Vuk Draskovic, president of the SPO (Serbian Renewal Movement) said that all threats of a civil war are empty, since "the side that is waiting for a show down is not strong enough for it". He also said that the majority within the police force and a huge number of officers are on the side of the democracy.

Ivica Dacic of the Socialist Party does not deny the possibility of a civil war in Serbia, but says that such an option has been simplified too often and reduced to the question: will Milosevic resign, i.e. will the ruling party be replaced - as if this would automatically lift the sanctions against "Yugoslavia". The sanctions were introduced not because of Milosevic and the ruling party, but because of the general policy towards the "Serbian problem" in the Balkans. Whoever the leader of Serbia is, he cannot lose interest in the Serbs outside Serbia.

"I don't see which political agent in Serbia would be capable of such a step, since this would lead to a complete loss of the people's confidence. Those who are now turning their back on Milosevic fearing that the boat is sinking (the Church, the University, the Writers' Association...) are the very same ones who provided Milosevic with the basis of his national policy. They are not giving up the basic notions of Milosevic's national concept. Some of them are far more extreme than he is", says Mr. Dacic.

Mr. Tosic, one of the Democratic Party officials, says that "the Serbian society is in anesthesia. This is the exact moment when civil war starts. People are simply not aware of their condition. When they wake up to an awareness of their degradation there will be a fearful revolt. The government will naturally be the first to go. I fear that it will be more of a bloody chaos than a front between the ruling party and the opposition."

In its announcement last week, DEPOS (The Democratic Movement of Serbia), by setting the date (June 21) for peaceful demonstrations in Belgrade, expressed not only its readiness to remain in the streets until the regime steps down, but also its hope that the demonstrations will resemble those in Prague more than those in Bucharest.

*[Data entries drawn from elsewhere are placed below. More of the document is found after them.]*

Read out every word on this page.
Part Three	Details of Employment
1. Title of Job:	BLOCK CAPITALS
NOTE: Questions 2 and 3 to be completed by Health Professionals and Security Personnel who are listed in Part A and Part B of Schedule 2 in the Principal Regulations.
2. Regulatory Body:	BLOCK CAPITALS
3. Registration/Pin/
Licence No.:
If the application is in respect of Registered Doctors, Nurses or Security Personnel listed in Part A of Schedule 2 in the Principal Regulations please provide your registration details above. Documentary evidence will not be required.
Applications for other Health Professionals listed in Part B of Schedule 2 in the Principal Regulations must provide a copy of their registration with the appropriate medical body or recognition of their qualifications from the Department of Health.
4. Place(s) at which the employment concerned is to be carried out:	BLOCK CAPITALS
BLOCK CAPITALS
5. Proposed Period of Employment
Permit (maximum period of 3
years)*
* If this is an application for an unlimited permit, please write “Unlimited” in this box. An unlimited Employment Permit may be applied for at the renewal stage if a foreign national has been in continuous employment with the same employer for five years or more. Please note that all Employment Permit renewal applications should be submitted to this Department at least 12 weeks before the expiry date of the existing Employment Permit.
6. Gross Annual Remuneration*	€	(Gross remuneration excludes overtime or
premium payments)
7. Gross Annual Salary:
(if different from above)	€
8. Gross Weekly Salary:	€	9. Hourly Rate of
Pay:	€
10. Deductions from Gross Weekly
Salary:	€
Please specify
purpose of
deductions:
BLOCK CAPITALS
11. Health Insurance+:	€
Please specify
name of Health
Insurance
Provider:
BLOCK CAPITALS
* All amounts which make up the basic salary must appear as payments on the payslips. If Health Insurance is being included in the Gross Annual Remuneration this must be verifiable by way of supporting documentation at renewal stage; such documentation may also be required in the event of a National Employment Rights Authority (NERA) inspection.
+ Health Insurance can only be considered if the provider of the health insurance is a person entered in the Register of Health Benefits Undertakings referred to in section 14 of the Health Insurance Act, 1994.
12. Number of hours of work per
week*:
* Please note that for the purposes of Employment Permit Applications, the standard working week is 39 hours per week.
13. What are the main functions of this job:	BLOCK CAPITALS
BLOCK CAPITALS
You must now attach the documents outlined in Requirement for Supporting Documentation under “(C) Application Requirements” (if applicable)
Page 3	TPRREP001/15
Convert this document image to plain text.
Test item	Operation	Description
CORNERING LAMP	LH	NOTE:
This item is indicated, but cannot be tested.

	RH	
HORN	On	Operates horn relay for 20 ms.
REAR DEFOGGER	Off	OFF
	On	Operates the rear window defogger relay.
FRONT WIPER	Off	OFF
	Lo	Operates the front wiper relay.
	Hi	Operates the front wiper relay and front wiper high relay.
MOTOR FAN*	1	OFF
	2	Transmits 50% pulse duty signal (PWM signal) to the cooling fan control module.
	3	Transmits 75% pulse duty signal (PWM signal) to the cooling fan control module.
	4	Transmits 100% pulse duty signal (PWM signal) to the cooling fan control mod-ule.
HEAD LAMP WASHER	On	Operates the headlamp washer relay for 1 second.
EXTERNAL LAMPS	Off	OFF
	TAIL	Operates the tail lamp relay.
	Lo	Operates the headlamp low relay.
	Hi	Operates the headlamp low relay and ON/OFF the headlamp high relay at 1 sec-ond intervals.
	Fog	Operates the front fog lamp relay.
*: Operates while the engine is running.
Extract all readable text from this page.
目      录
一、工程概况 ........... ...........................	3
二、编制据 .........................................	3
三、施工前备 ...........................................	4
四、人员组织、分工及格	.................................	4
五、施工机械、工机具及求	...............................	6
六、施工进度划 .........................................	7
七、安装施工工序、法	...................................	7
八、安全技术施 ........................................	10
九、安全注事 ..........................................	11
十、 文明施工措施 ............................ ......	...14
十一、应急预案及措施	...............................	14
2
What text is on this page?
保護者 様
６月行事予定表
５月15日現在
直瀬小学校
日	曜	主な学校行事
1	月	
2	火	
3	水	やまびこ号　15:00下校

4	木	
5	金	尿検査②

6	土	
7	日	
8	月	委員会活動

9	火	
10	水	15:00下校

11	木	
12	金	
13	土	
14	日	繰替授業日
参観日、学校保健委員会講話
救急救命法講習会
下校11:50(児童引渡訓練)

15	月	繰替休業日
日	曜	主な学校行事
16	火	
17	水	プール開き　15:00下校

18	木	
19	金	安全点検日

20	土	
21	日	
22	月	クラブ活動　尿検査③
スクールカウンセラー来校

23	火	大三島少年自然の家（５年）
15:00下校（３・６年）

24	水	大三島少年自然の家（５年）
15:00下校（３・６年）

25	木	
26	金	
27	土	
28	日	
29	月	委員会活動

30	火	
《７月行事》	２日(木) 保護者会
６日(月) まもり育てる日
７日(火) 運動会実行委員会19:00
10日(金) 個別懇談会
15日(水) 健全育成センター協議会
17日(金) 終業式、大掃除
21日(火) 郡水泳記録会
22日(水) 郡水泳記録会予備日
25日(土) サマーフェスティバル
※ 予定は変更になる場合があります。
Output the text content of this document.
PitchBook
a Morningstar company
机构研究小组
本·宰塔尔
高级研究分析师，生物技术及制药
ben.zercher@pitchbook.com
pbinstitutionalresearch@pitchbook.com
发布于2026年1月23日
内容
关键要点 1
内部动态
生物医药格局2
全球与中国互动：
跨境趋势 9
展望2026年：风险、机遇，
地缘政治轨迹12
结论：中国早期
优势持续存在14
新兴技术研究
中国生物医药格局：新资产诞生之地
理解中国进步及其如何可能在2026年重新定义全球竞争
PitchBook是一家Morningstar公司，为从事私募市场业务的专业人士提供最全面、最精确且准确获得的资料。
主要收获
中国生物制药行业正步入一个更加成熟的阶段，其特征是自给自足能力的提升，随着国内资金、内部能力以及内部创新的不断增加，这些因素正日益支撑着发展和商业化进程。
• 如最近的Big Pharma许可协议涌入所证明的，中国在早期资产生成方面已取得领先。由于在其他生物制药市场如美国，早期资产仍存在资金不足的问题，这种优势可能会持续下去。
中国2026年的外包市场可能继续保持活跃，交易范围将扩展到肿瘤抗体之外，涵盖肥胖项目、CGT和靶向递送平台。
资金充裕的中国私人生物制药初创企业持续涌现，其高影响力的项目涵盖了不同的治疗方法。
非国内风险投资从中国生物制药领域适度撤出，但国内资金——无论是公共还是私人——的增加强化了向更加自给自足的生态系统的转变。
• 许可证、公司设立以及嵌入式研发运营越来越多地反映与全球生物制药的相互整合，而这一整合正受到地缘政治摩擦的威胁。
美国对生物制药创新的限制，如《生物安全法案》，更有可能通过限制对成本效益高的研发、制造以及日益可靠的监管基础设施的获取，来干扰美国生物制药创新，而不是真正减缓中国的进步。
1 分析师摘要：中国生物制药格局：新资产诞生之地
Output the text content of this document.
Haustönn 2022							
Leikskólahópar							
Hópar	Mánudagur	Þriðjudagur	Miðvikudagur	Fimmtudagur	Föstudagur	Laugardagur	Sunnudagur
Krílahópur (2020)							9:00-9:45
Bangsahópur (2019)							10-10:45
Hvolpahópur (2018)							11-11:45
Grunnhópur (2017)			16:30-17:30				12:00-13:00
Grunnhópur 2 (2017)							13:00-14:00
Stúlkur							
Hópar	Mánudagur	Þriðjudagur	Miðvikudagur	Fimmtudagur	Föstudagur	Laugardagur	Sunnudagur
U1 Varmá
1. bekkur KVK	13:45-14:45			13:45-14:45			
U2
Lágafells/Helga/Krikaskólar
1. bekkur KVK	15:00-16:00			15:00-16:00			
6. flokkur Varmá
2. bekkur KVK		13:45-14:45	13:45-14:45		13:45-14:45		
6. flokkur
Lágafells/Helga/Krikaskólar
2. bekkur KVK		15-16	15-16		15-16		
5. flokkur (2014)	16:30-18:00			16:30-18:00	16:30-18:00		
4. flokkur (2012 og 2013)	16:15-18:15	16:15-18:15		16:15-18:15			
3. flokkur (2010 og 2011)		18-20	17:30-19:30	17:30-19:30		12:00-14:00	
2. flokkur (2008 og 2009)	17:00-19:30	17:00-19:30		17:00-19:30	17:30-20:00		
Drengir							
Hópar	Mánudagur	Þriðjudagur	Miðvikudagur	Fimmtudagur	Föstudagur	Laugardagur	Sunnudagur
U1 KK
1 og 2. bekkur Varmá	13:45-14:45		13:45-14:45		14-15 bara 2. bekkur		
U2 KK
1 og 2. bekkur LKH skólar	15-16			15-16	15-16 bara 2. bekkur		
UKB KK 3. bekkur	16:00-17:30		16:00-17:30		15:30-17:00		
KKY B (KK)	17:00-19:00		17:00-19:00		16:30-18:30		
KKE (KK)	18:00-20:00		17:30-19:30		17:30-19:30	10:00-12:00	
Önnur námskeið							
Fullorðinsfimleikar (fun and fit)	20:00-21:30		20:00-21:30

There have been rumors in Belgrade for quite a while of alleged terrorist groups with lists of names of "unfit Serbs" first in line for elimination in case the situation deteriorates. A threat like this ("your turn will come when the blood start flowing through the streets of Belgrade") was heard recently in VREME as well, and many of our colleagues from the independent media and peace movements (which do not fit the image of "true patriots") hear them all the time. By one of the ruling criteria - voting at the elections, for instance - up to one half of Serbian citizens could be listed as "traitors" and some of the freshly promoted federal cops claim to have accurate lists of "traitors" and that there is no reason for panic. More and more often are heard the stories about the supplying of arms to the members of certain parties in certain areas of Serbia, "so that they can await the day of decision prepared".